On a softer note, I haven’t been depressed this year regardless of the heart breaks, for the first time in as long as I can remember. Not to say that I didn’t develop the symptoms periodically for three or four minutes, just that it wasn’t a pit I fell all the way into. I’d leap away from the ledge, get angry, get grounded, get excited, get grounded, jump in my car spitting gravel, and avoid the whole hell hole of sadness that wants to suck the life out of me. I’m still heartbroken, but I’m finding ways to remedy it, and this process of documenting it on social media is helping me.
I hope that by sharing my thoughts and feelings, by baring my soul to the script of this canvas, that I can inspire more people to be okay with uncontrollable tears. If I laugh and they seep out it’s hard, but I’m getting used to it. If a sob begins to brew, and I start breathing deep to make it go away, you’ll know why I missed the holiday, and it’s fitting, because I wrote the beginning of this before my birthday years ago.

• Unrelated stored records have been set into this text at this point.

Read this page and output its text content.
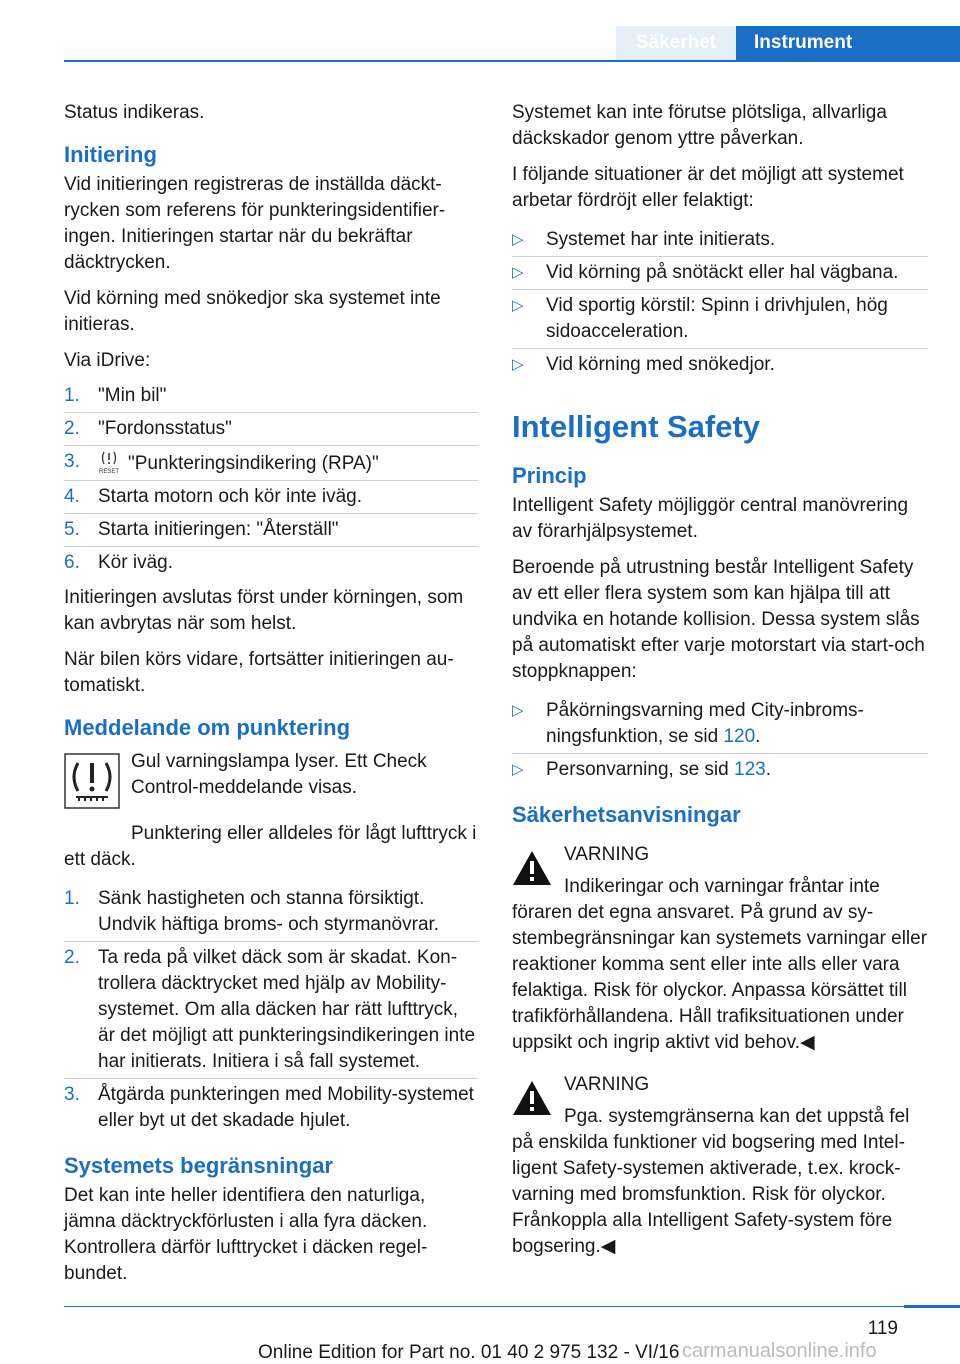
Säkerhet	Instrument

Status indikeras.

Initiering

Vid initieringen registreras de inställda däcktrycken som referens för punkteringsidentifieringen. Initieringen startar när du bekräftar däcktrycken.

Vid körning med snökedjor ska systemet inte initieras.

Via iDrive:

1. "Min bil"
2. "Fordonsstatus"
3.	RESET "Punkteringsindikering (RPA)"
4. Starta motorn och kör inte iväg.
5. Starta initieringen: "Återställ"
6. Kör iväg.

Initieringen avslutas först under körningen, som kan avbrytas när som helst.

När bilen körs vidare, fortsätter initieringen automatiskt.

Meddelande om punktering

Gul varningslampa lyser. Ett Check Control-meddelande visas.

Punktering eller alldeles för lågt lufttryck i ett däck.

1. Sänk hastigheten och stanna försiktigt. Undvik häftiga broms- och styrmanövrar.
2. Ta reda på vilket däck som är skadat. Kontrollera däcktrycket med hjälp av Mobility-systemet. Om alla däcken har rätt lufttryck, är det möjligt att punkteringsindikeringen inte har initierats. Initiera i så fall systemet.
3. Åtgärda punkteringen med Mobility-systemet eller byt ut det skadade hjulet.
Systemets begränsningar

Det kan inte heller identifiera den naturliga, jämna däcktryckförlusten i alla fyra däcken. Kontrollera därför lufttrycket i däcken regelbundet.

Systemet kan inte förutse plötsliga, allvarliga däckskador genom yttre påverkan.

I följande situationer är det möjligt att systemet arbetar fördröjt eller felaktigt:

▷ Systemet har inte initierats.
▷ Vid körning på snötäckt eller hal vägbana.
▷ Vid sportig körstil: Spinn i drivhjulen, hög sidoacceleration.
▷ Vid körning med snökedjor.
Intelligent Safety
Princip

Intelligent Safety möjliggör central manövrering av förarhjälpsystemet.

Beroende på utrustning består Intelligent Safety av ett eller flera system som kan hjälpa till att undvika en hotande kollision. Dessa system slås på automatiskt efter varje motorstart via start-och stoppknappen:

▷ Påkörningsvarning med City-inbromsningsfunktion, se sid 120.
▷ Personvarning, se sid 123.
Säkerhetsanvisningar
VARNING

Indikeringar och varningar fråntar inte föraren det egna ansvaret. På grund av systembegränsningar kan systemets varningar eller reaktioner komma sent eller inte alls eller vara felaktiga. Risk för olyckor. Anpassa körsättet till trafikförhållandena. Håll trafiksituationen under uppsikt och ingrip aktivt vid behov.◀

VARNING

Pga. systemgränserna kan det uppstå fel på enskilda funktioner vid bogsering med Intelligent Safety-systemen aktiverade, t.ex. krockvarning med bromsfunktion. Risk för olyckor. Frånkoppla alla Intelligent Safety-system före bogsering.◀

119
Online Edition for Part no. 01 40 2 975 132 - VI/16 carmanualsonline.info
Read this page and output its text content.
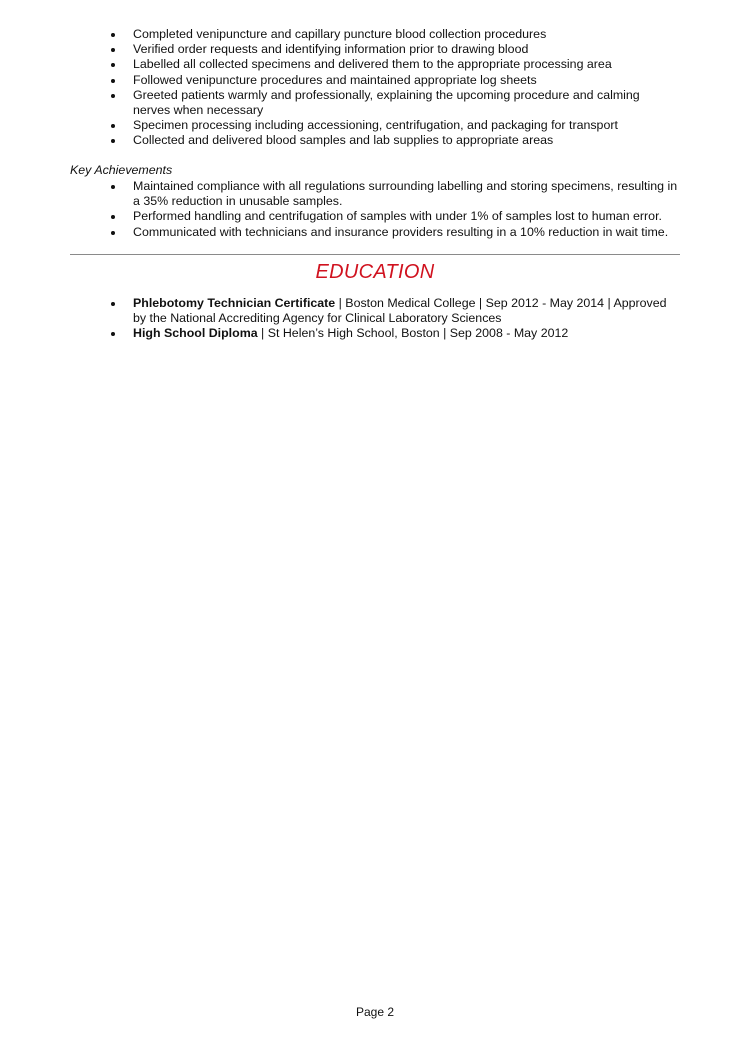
Completed venipuncture and capillary puncture blood collection procedures
Verified order requests and identifying information prior to drawing blood
Labelled all collected specimens and delivered them to the appropriate processing area
Followed venipuncture procedures and maintained appropriate log sheets
Greeted patients warmly and professionally, explaining the upcoming procedure and calming nerves when necessary
Specimen processing including accessioning, centrifugation, and packaging for transport
Collected and delivered blood samples and lab supplies to appropriate areas
Key Achievements
Maintained compliance with all regulations surrounding labelling and storing specimens, resulting in a 35% reduction in unusable samples.
Performed handling and centrifugation of samples with under 1% of samples lost to human error.
Communicated with technicians and insurance providers resulting in a 10% reduction in wait time.
EDUCATION
Phlebotomy Technician Certificate | Boston Medical College | Sep 2012 - May 2014 | Approved by the National Accrediting Agency for Clinical Laboratory Sciences
High School Diploma | St Helen’s High School, Boston | Sep 2008 - May 2012
Page 2
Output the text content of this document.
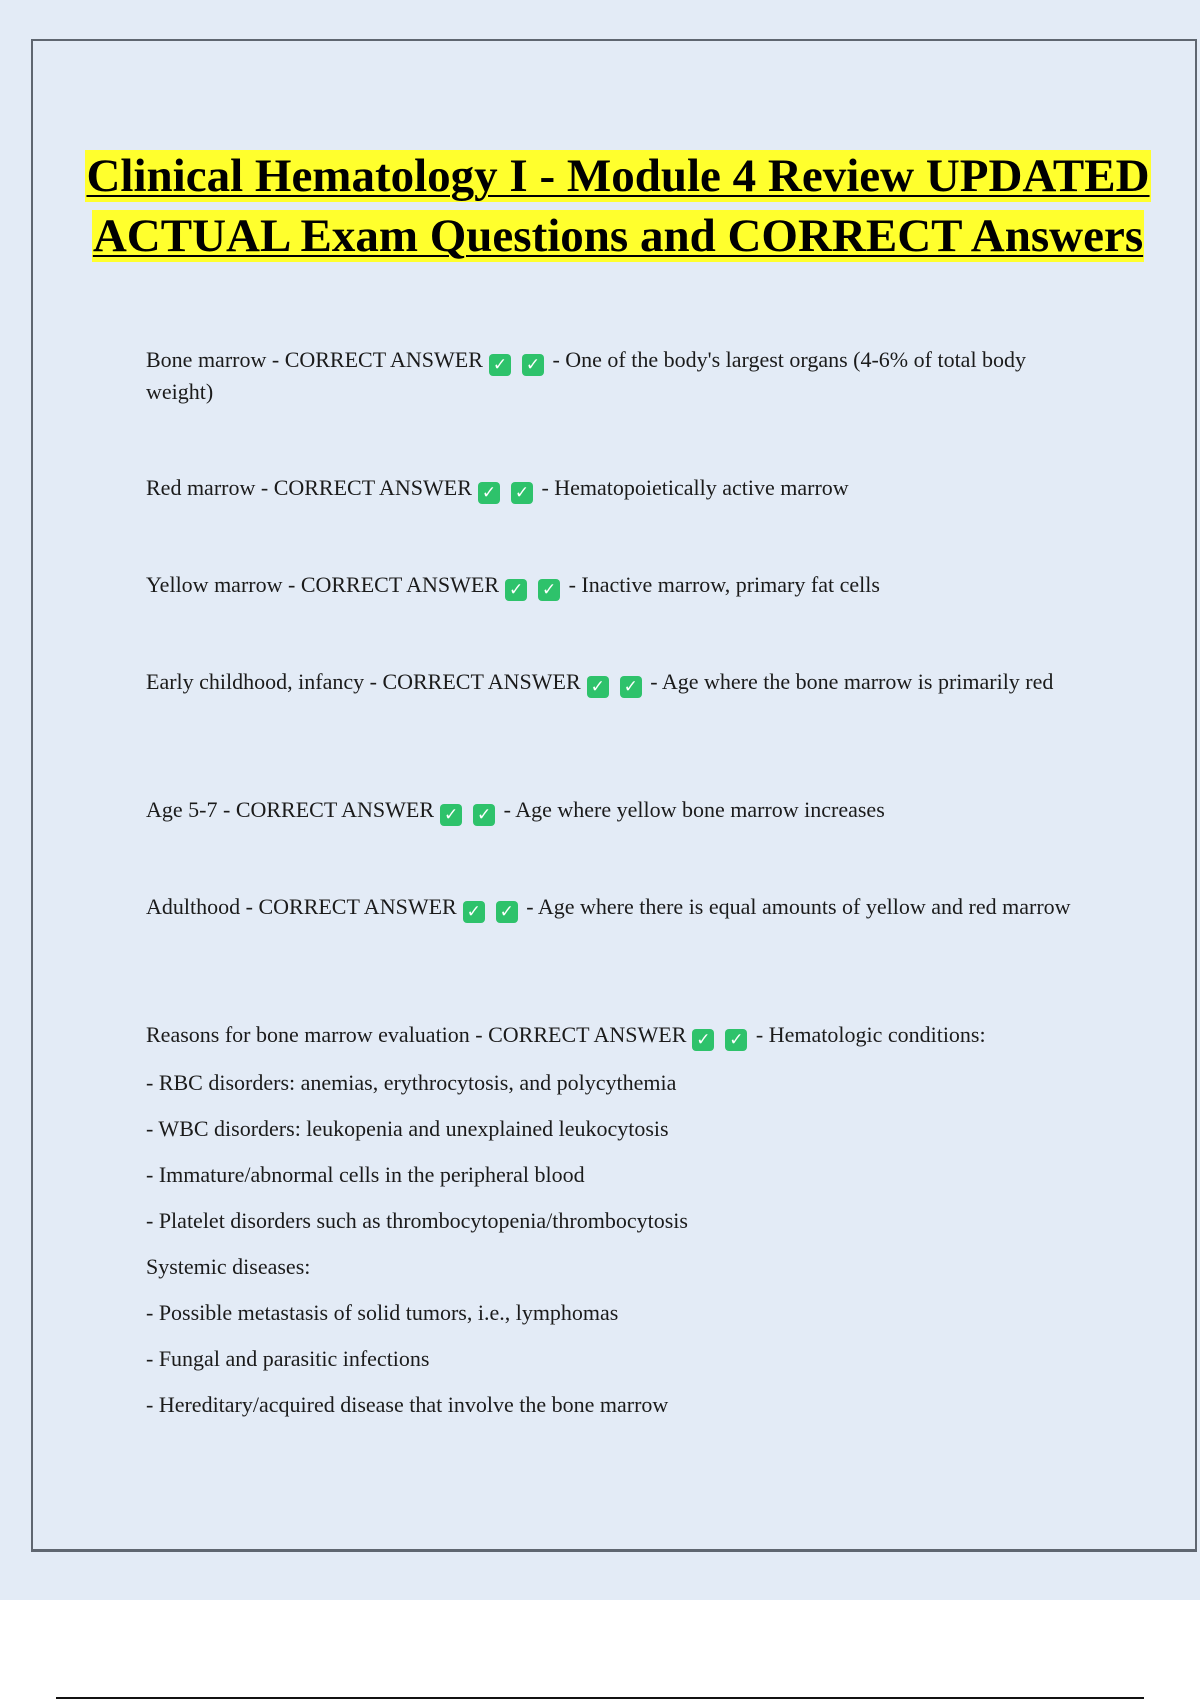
Clinical Hematology I - Module 4 Review UPDATED ACTUAL Exam Questions and CORRECT Answers
Bone marrow - CORRECT ANSWER ✓ ✓ - One of the body's largest organs (4-6% of total body weight)
Red marrow - CORRECT ANSWER ✓ ✓ - Hematopoietically active marrow
Yellow marrow - CORRECT ANSWER ✓ ✓ - Inactive marrow, primary fat cells
Early childhood, infancy - CORRECT ANSWER ✓ ✓ - Age where the bone marrow is primarily red
Age 5-7 - CORRECT ANSWER ✓ ✓ - Age where yellow bone marrow increases
Adulthood - CORRECT ANSWER ✓ ✓ - Age where there is equal amounts of yellow and red marrow
Reasons for bone marrow evaluation - CORRECT ANSWER ✓ ✓ - Hematologic conditions:
- RBC disorders: anemias, erythrocytosis, and polycythemia
- WBC disorders: leukopenia and unexplained leukocytosis
- Immature/abnormal cells in the peripheral blood
- Platelet disorders such as thrombocytopenia/thrombocytosis
Systemic diseases:
- Possible metastasis of solid tumors, i.e., lymphomas
- Fungal and parasitic infections
- Hereditary/acquired disease that involve the bone marrow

Some sadness doesn’t go away. It lingers under the surface of my face, and hearing your story might bring it to a head like a volcano of grief. Unfortunately it means the heartbroken are attracted to the color in my eyes, or maybe it’s an aura like a hobo mark on my car that says I’ll buy you a meal if you’re starving. I don’t know, but I’m weary of falling in love with people who are miserable. Is that most people?
Do most people have a kid in their heart that grew up in a loss of innocence? An idealistic dreamer that failed or forgot to grow down, at the same time they were growing up? I haven’t done that. I still dream big wishing I could fly, and sometimes I do…when I sleep.